Turns out that the bug was reported against Dapper very early on. A patch was even posted more than a month before the release of Dapper. From there, it took 11 months for the 2-line fix to be applied and released. And if it wasn't for me harassing some of the developers (thanks crimsun, tritium for pushing the fix in), I don't think the fix would never have made it.

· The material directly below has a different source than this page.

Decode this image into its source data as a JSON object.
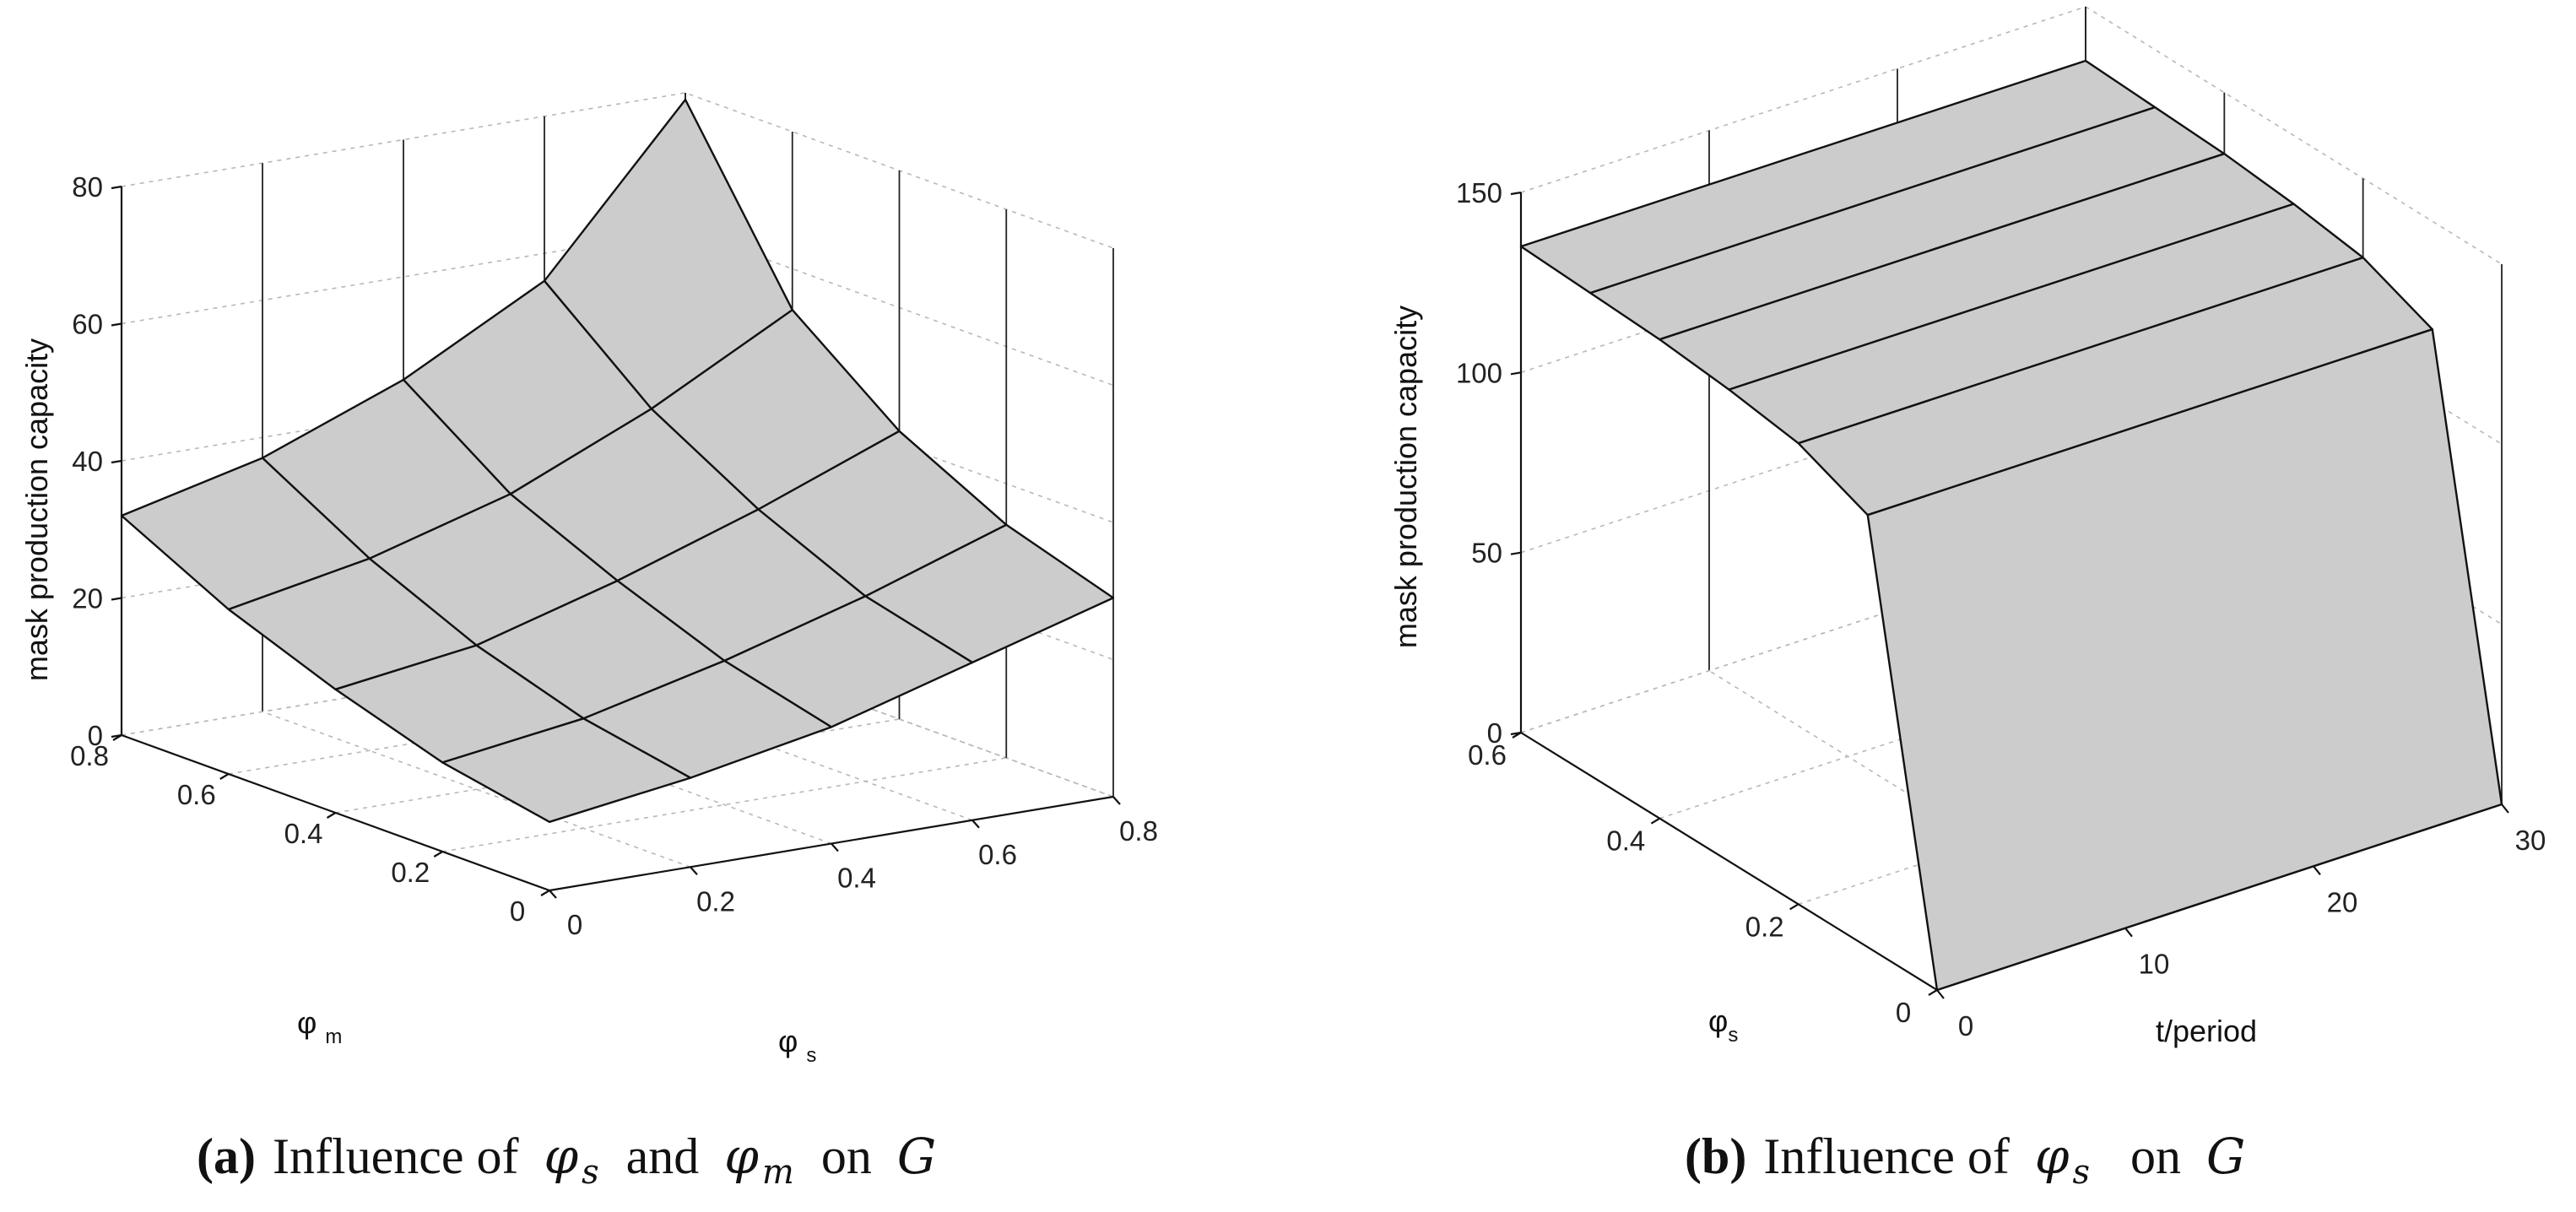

Sometimes one wonders why it is that Ubuntu has a bug tracker. Another example is bug #52600. You can't see it because it's marked as a security bug, but considering I filed it more than 8 months ago, I don't think making it private makes sense anymore. That one comes down to the fact that any local user with no privilege can crash a Dapper machine very easily. You just compile the following program:

#include <sched.h>
int main() {
struct sched_param param;
param.sched_priority = sched_get_priority_max(SCHED_FIFO);
sched_setscheduler(0,SCHED_FIFO,¶m);
while(1);
}

and then execute it. What this does is simply ask the maximum real-time priority and then spin doing nothing, starving every single other process on the machine and forcing a reboot. While allowing SCHED_FIFO to some users in some circumstances makes sense, I can't understand why it's enabled for everyone on the system. It's a bit like making the shutdown command setuid root. Yeah for the Ubuntu LTS (Long Time to get Support) process!